I need infrastructure configured in a way that would allow a customer device to connect to our cluster regardless of their internet connection.

It doesn’t matter if the satelite or the agent on the notebook initiates the connection.
Once it is established the satellite can send configuration to the agent on the notebook!

So yes, after the notebook connected to the satellite, there is a route for this traffic to go back across the internet. It’s the same way that googles webserver sends back the results of your search to your browser - via the connection your browser made to googles webserver.

Nothing passive here. Icinga2 passive checks are checks that don’t execute by some Icinga2 agent and report the result via standard out but get executed independently of Icinga2 and only report results to preconfigured objects into Icinga via API or legacy methods.

Wrong, as soon as the agent opened the connection to the satellite, the satellite can send what ever it wants to the agent.

This depends on the configuration of the agent if it allows to receive configuration from the satellite after it connected to it. Again after the agent opened the connection nothing is hindering the satellite to send configuration to the agent. Also the satellite needs to feel responsible for the agent or else it will not accept the connection and/or not send the configuration for the agent. This is done in the zones.conf.

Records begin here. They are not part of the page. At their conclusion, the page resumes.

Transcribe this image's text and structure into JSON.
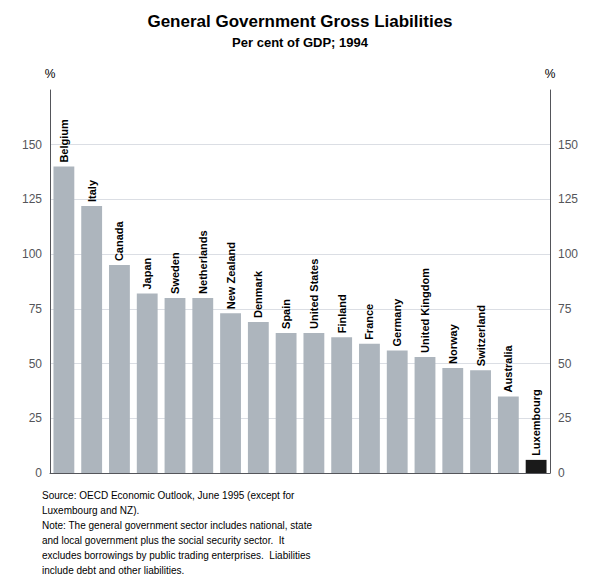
{
  "chart_data": {
    "type": "bar",
    "title": "General Government Gross Liabilities",
    "subtitle": "Per cent of GDP; 1994",
    "categories": [
      "Belgium",
      "Italy",
      "Canada",
      "Japan",
      "Sweden",
      "Netherlands",
      "New Zealand",
      "Denmark",
      "Spain",
      "United States",
      "Finland",
      "France",
      "Germany",
      "United Kingdom",
      "Norway",
      "Switzerland",
      "Australia",
      "Luxembourg"
    ],
    "values": [
      140,
      122,
      95,
      82,
      80,
      80,
      73,
      69,
      64,
      64,
      62,
      59,
      56,
      53,
      48,
      47,
      35,
      6
    ],
    "colors": [
      "#adb5bd",
      "#adb5bd",
      "#adb5bd",
      "#adb5bd",
      "#adb5bd",
      "#adb5bd",
      "#adb5bd",
      "#adb5bd",
      "#adb5bd",
      "#adb5bd",
      "#adb5bd",
      "#adb5bd",
      "#adb5bd",
      "#adb5bd",
      "#adb5bd",
      "#adb5bd",
      "#adb5bd",
      "#1a1a1a"
    ],
    "ylim": [
      0,
      175
    ],
    "yticks": [
      0,
      25,
      50,
      75,
      100,
      125,
      150
    ],
    "y2lim": [
      0,
      175
    ],
    "y2ticks": [
      0,
      25,
      50,
      75,
      100,
      125,
      150
    ],
    "ylabel": "%",
    "y2label": "%",
    "grid": true,
    "tick_labels": "y",
    "annotations": [
      "Source: OECD Economic Outlook, June 1995 (except for",
      "Luxembourg and NZ).",
      "Note: The general government sector includes national, state",
      "and local government plus the social security sector.  It",
      "excludes borrowings by public trading enterprises.  Liabilities",
      "include debt and other liabilities."
    ]
  }
}
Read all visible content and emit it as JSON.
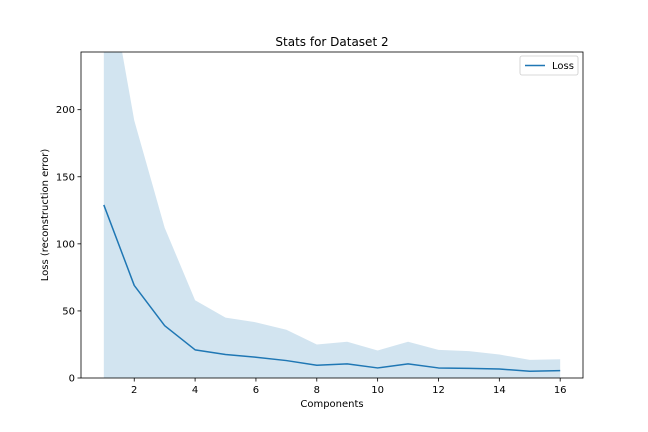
{
  "chart_data": {
    "type": "line",
    "title": "Stats for Dataset 2",
    "xlabel": "Components",
    "ylabel": "Loss (reconstruction error)",
    "xlim": [
      0.25,
      16.75
    ],
    "ylim": [
      0,
      243
    ],
    "x": [
      1,
      2,
      3,
      4,
      5,
      6,
      7,
      8,
      9,
      10,
      11,
      12,
      13,
      14,
      15,
      16
    ],
    "xticks": [
      2,
      4,
      6,
      8,
      10,
      12,
      14,
      16
    ],
    "yticks": [
      0,
      50,
      100,
      150,
      200
    ],
    "legend_position": "top-right",
    "series": [
      {
        "name": "Loss",
        "color": "#1f77b4",
        "values": [
          129,
          69,
          39,
          21,
          17.5,
          15.5,
          13,
          9.5,
          10.5,
          7.5,
          10.5,
          7.5,
          7.2,
          6.7,
          5,
          5.5
        ]
      }
    ],
    "band": {
      "color": "#1f77b4",
      "opacity": 0.2,
      "upper": [
        320,
        192,
        112,
        58,
        45,
        41.5,
        36,
        25,
        27,
        20.5,
        27,
        21,
        20,
        17.5,
        13.5,
        14
      ],
      "lower": [
        0,
        0,
        0,
        0,
        0,
        0,
        0,
        0,
        0,
        0,
        0,
        0,
        0,
        0,
        0,
        0
      ]
    }
  }
}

You need to tell the cluster that endpoints there are in zone.conf and do the same on the agent.
I would just tell them both to try to connect to each other as it simplifies config and speeds up the connection for the server and if the notebooks one in a blue moon are in house.
Also most importantly you need to allow the agents to receive config. I think this is done in the API feature file.

Thank you so much for the info and explanations!

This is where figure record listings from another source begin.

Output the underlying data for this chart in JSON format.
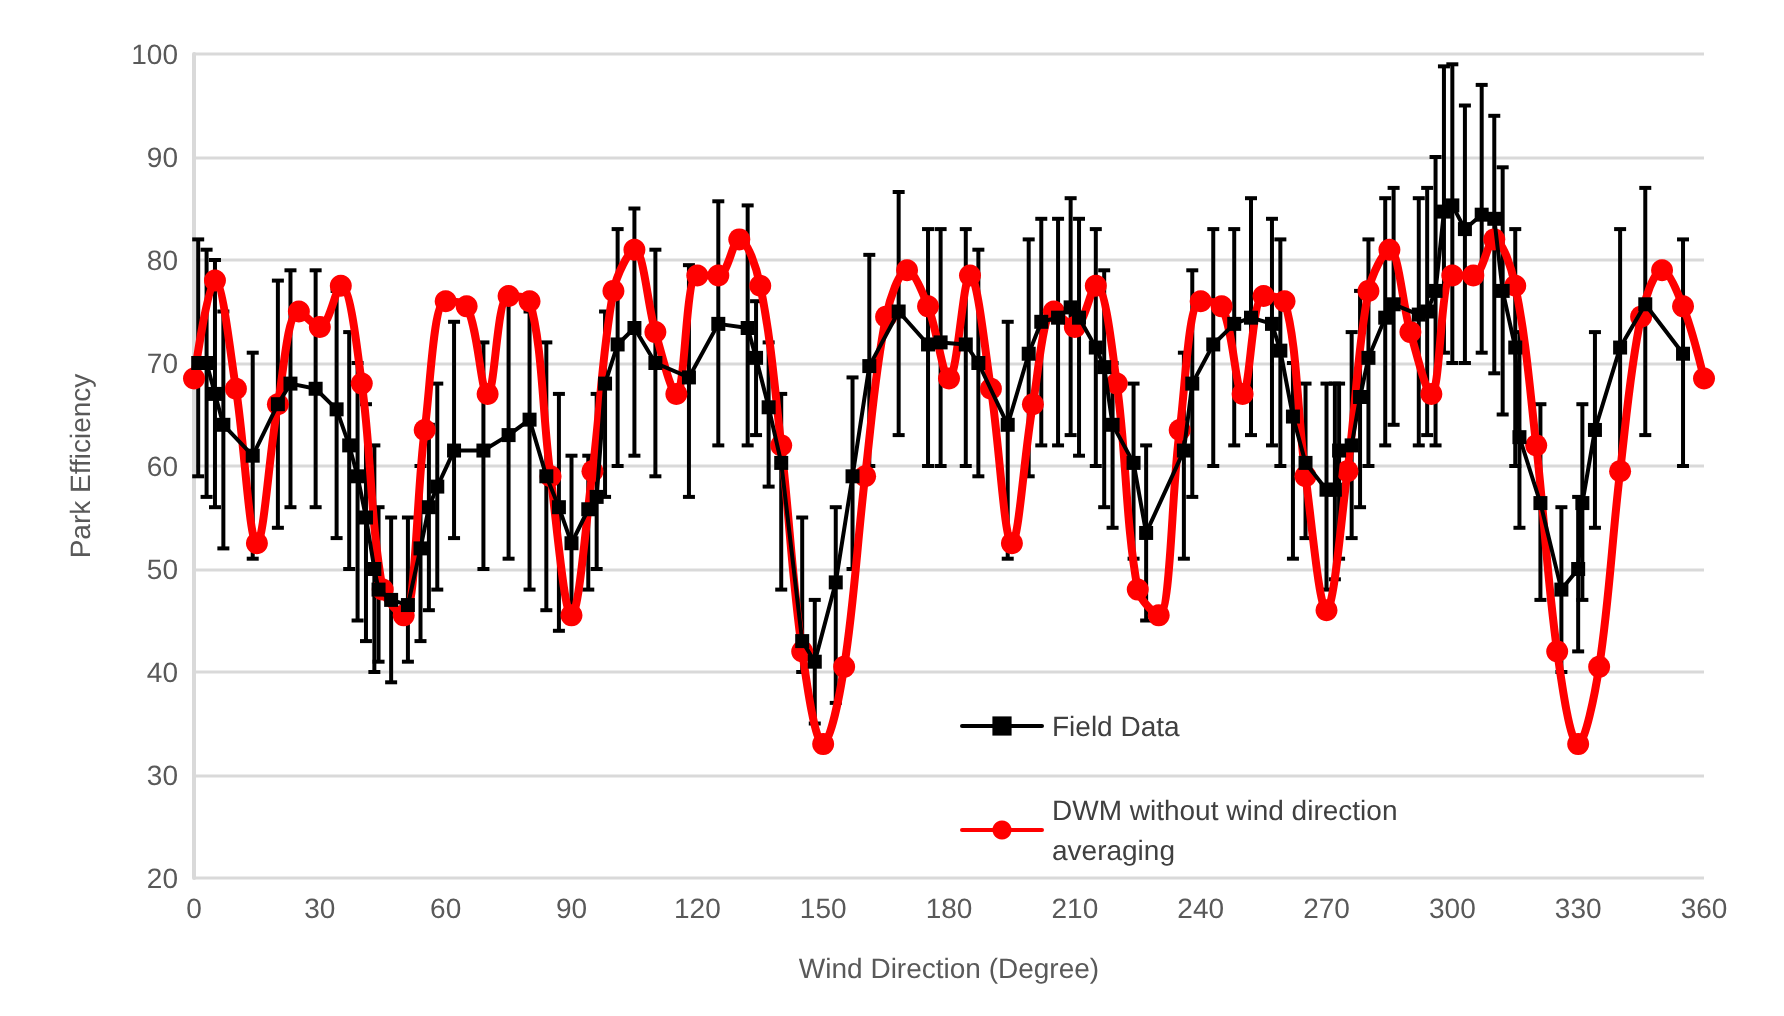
{
  "chart_data": {
    "type": "line",
    "xlabel": "Wind Direction (Degree)",
    "ylabel": "Park Efficiency",
    "xlim": [
      0,
      360
    ],
    "xticks": [
      0,
      30,
      60,
      90,
      120,
      150,
      180,
      210,
      240,
      270,
      300,
      330,
      360
    ],
    "ylim": [
      20,
      100
    ],
    "yticks": [
      20,
      30,
      40,
      50,
      60,
      70,
      80,
      90,
      100
    ],
    "grid": "y",
    "legend": "bottom",
    "line_style": "solid",
    "series": [
      {
        "name": "Field Data",
        "color": "#000000",
        "marker": "square",
        "x": [
          1,
          3,
          5,
          7,
          14,
          20,
          23,
          29,
          34,
          37,
          39,
          41,
          43,
          44,
          47,
          51,
          54,
          56,
          58,
          62,
          69,
          75,
          80,
          84,
          87,
          90,
          94,
          96,
          98,
          101,
          105,
          110,
          118,
          125,
          132,
          134,
          137,
          140,
          145,
          148,
          153,
          157,
          161,
          168,
          175,
          178,
          184,
          187,
          194,
          199,
          202,
          206,
          209,
          211,
          215,
          217,
          219,
          224,
          227,
          236,
          238,
          243,
          248,
          252,
          257,
          259,
          262,
          265,
          270,
          272,
          273,
          276,
          278,
          280,
          284,
          286,
          292,
          294,
          296,
          298,
          300,
          303,
          307,
          310,
          312,
          315,
          316,
          321,
          326,
          330,
          331,
          334,
          340,
          346,
          355
        ],
        "values": [
          70,
          70,
          67,
          64,
          61,
          66,
          68,
          67.5,
          65.5,
          62,
          59,
          55,
          50,
          48,
          47,
          46.5,
          52,
          56,
          58,
          61.5,
          61.5,
          63,
          64.5,
          59,
          56,
          52.5,
          55.8,
          57,
          68,
          71.8,
          73.4,
          70,
          68.6,
          73.8,
          73.4,
          70.5,
          65.7,
          60.3,
          43,
          41,
          48.7,
          59,
          69.7,
          75,
          71.8,
          72,
          71.8,
          70,
          64,
          70.9,
          74,
          74.4,
          75.4,
          74.4,
          71.5,
          69.6,
          64,
          60.3,
          53.5,
          61.5,
          68,
          71.8,
          73.8,
          74.4,
          73.8,
          71.2,
          64.8,
          60.3,
          57.7,
          57.7,
          61.5,
          62,
          66.7,
          70.5,
          74.4,
          75.7,
          74.7,
          75,
          77,
          84.7,
          85.3,
          83,
          84.4,
          84,
          77,
          71.5,
          62.8,
          56.4,
          48,
          50,
          56.4,
          63.5,
          71.5,
          75.7,
          70.9
        ],
        "errors": [
          [
            59,
            82
          ],
          [
            57,
            81
          ],
          [
            56,
            80
          ],
          [
            52,
            75
          ],
          [
            51,
            71
          ],
          [
            54,
            78
          ],
          [
            56,
            79
          ],
          [
            56,
            79
          ],
          [
            53,
            77
          ],
          [
            50,
            73
          ],
          [
            45,
            70
          ],
          [
            43,
            66
          ],
          [
            40,
            62
          ],
          [
            41,
            56
          ],
          [
            39,
            55
          ],
          [
            41,
            55
          ],
          [
            43,
            60
          ],
          [
            46,
            64
          ],
          [
            48,
            68
          ],
          [
            53,
            74
          ],
          [
            50,
            72
          ],
          [
            51,
            76
          ],
          [
            48,
            75
          ],
          [
            46,
            72
          ],
          [
            44,
            67
          ],
          [
            45,
            61
          ],
          [
            48,
            61
          ],
          [
            50,
            67
          ],
          [
            57,
            75
          ],
          [
            60,
            83
          ],
          [
            61,
            85
          ],
          [
            59,
            81
          ],
          [
            57,
            79.5
          ],
          [
            62,
            85.7
          ],
          [
            62,
            85.3
          ],
          [
            63,
            76
          ],
          [
            58,
            72
          ],
          [
            48,
            67
          ],
          [
            40,
            55
          ],
          [
            35,
            47
          ],
          [
            37,
            56
          ],
          [
            50,
            68.6
          ],
          [
            60,
            80.5
          ],
          [
            63,
            86.6
          ],
          [
            60,
            83
          ],
          [
            60,
            83
          ],
          [
            60,
            83
          ],
          [
            59,
            81
          ],
          [
            51,
            74
          ],
          [
            59,
            82
          ],
          [
            62,
            84
          ],
          [
            62,
            84
          ],
          [
            63,
            86
          ],
          [
            61,
            84
          ],
          [
            60,
            83
          ],
          [
            56,
            79
          ],
          [
            54,
            70
          ],
          [
            51,
            68
          ],
          [
            45,
            62
          ],
          [
            51,
            71
          ],
          [
            57,
            79
          ],
          [
            60,
            83
          ],
          [
            62,
            83
          ],
          [
            63,
            86
          ],
          [
            62,
            84
          ],
          [
            60,
            82
          ],
          [
            51,
            70
          ],
          [
            53,
            68
          ],
          [
            48,
            68
          ],
          [
            49,
            68
          ],
          [
            51,
            68
          ],
          [
            53,
            73
          ],
          [
            56,
            77
          ],
          [
            60,
            82
          ],
          [
            62,
            86
          ],
          [
            64,
            87
          ],
          [
            62,
            86
          ],
          [
            63,
            87
          ],
          [
            62,
            90
          ],
          [
            71,
            98.8
          ],
          [
            70,
            99
          ],
          [
            70,
            95
          ],
          [
            71,
            97
          ],
          [
            69,
            94
          ],
          [
            65,
            89
          ],
          [
            60,
            83
          ],
          [
            54,
            73
          ],
          [
            47,
            66
          ],
          [
            40,
            56
          ],
          [
            42,
            57
          ],
          [
            47,
            66
          ],
          [
            54,
            73
          ],
          [
            60,
            83
          ],
          [
            63,
            87
          ],
          [
            60,
            82
          ]
        ]
      },
      {
        "name": "DWM without wind direction averaging",
        "color": "#ff0000",
        "marker": "circle",
        "x": [
          0,
          5,
          10,
          15,
          20,
          25,
          30,
          35,
          40,
          45,
          50,
          55,
          60,
          65,
          70,
          75,
          80,
          85,
          90,
          95,
          100,
          105,
          110,
          115,
          120,
          125,
          130,
          135,
          140,
          145,
          150,
          155,
          160,
          165,
          170,
          175,
          180,
          185,
          190,
          195,
          200,
          205,
          210,
          215,
          220,
          225,
          230,
          235,
          240,
          245,
          250,
          255,
          260,
          265,
          270,
          275,
          280,
          285,
          290,
          295,
          300,
          305,
          310,
          315,
          320,
          325,
          330,
          335,
          340,
          345,
          350,
          355,
          360
        ],
        "values": [
          68.5,
          78,
          67.5,
          52.5,
          66,
          75,
          73.5,
          77.5,
          68,
          48,
          45.5,
          63.5,
          76,
          75.5,
          67,
          76.5,
          76,
          59,
          45.5,
          59.5,
          77,
          81,
          73,
          67,
          78.5,
          78.5,
          82,
          77.5,
          62,
          42,
          33,
          40.5,
          59,
          74.5,
          79,
          75.5,
          68.5,
          78.5,
          67.5,
          52.5,
          66,
          75,
          73.5,
          77.5,
          68,
          48,
          45.5,
          63.5,
          76,
          75.5,
          67,
          76.5,
          76,
          59,
          46,
          59.5,
          77,
          81,
          73,
          67,
          78.5,
          78.5,
          82,
          77.5,
          62,
          42,
          33,
          40.5,
          59.5,
          74.5,
          79,
          75.5,
          68.5
        ]
      }
    ]
  }
}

I was able to get my notebook connected back to our Icinga cluster without doing anything crazy. You were right about the connection staying open. My understanding was that, because the log shows hosts reconnecting then replaying log to parents, that endpoints would periodically reconnect to their upstream parent to transmit the log. It looks like this mostly stays open? Which explains why it works.

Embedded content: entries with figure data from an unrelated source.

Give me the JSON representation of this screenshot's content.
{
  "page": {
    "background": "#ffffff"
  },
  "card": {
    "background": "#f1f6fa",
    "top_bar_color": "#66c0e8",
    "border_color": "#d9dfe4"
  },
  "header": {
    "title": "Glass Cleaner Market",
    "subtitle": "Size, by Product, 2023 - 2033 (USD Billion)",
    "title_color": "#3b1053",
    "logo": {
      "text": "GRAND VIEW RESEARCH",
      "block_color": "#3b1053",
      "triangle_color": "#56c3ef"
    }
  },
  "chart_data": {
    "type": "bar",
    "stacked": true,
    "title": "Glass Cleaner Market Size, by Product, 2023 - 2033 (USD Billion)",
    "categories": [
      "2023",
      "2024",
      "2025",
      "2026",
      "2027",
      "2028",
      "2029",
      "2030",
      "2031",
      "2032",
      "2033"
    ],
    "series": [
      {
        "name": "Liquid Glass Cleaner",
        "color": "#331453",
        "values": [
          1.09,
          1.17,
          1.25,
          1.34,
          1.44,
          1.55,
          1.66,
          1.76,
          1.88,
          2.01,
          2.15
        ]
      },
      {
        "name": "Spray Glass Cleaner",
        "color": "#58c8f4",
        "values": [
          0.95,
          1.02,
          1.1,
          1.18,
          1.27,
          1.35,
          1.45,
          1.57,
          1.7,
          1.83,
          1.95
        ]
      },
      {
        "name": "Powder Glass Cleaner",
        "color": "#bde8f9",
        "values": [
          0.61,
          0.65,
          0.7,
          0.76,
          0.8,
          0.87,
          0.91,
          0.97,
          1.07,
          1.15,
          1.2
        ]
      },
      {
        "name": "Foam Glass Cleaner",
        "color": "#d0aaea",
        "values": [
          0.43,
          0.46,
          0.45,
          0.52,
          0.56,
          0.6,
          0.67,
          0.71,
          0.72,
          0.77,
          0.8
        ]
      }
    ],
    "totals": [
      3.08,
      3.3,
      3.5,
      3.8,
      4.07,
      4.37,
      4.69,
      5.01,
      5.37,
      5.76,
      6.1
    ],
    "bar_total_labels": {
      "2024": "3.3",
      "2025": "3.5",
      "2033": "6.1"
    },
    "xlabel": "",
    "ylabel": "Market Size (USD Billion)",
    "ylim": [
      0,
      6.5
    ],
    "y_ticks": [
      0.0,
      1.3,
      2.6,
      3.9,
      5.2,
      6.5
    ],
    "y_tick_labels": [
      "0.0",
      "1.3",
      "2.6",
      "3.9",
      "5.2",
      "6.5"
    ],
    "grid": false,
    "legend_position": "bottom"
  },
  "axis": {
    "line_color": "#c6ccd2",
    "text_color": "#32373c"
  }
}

For the agent configuration. I had to use a different name for the “instance name” vs the “host name” of said endpoint so my “instance name” needed to be changed. What I ultimately ended up with was

instance name = the name of the icinga “endpoint” (satellite.internaldomain.tld)
host name = (roaming-device.publicdomain.tld)

This resolved my certificate issue.

As far as I can tell, once I resolved this, I was able to connect normally. One thing I did change was I adjusted the host check from the typical hostalive4 to a version of the cluster-zone command. This seemed much more reliable than trying to ping the device.

1 Like

I also configured a “Service: Agent Health” that uses the cluster-zone command.
Then I utilize it as parent for all other services on the host to minimize alarm noise.

zones.d/master/service_templates.conf
template Service "tpl-service-agent-health" {
    import "tpl-service-generic"

    check_command = "cluster-zone"
    icon_image = "icinga.png"
    command_endpoint = null
    vars.teams = [ "Entwicklung_Monitoring" ]
}
zones.d/master/service_apply.conf
apply Service "Agent Health" {
    import "tpl-service-agent-health"

    assign where host.vars.agent_endpoint
    zone = "master"

    import DirectorOverrideTemplate
}
zones.d/director-global/dependency_templates.conf
template Dependency "tpl-dependency-agent-health-check" {
    disable_notifications = true
    states = [ OK ]
}
zones.d/master/dependency_apply.conf
apply Dependency "agent-health-check" to Service {
    import "tpl-dependency-agent-health-check"

    assign where host.vars.agent_endpoint && service.name != "Agent Health"
    parent_service_name = "Agent Health"
}

Maybe this is a good idea for your roaming devices also.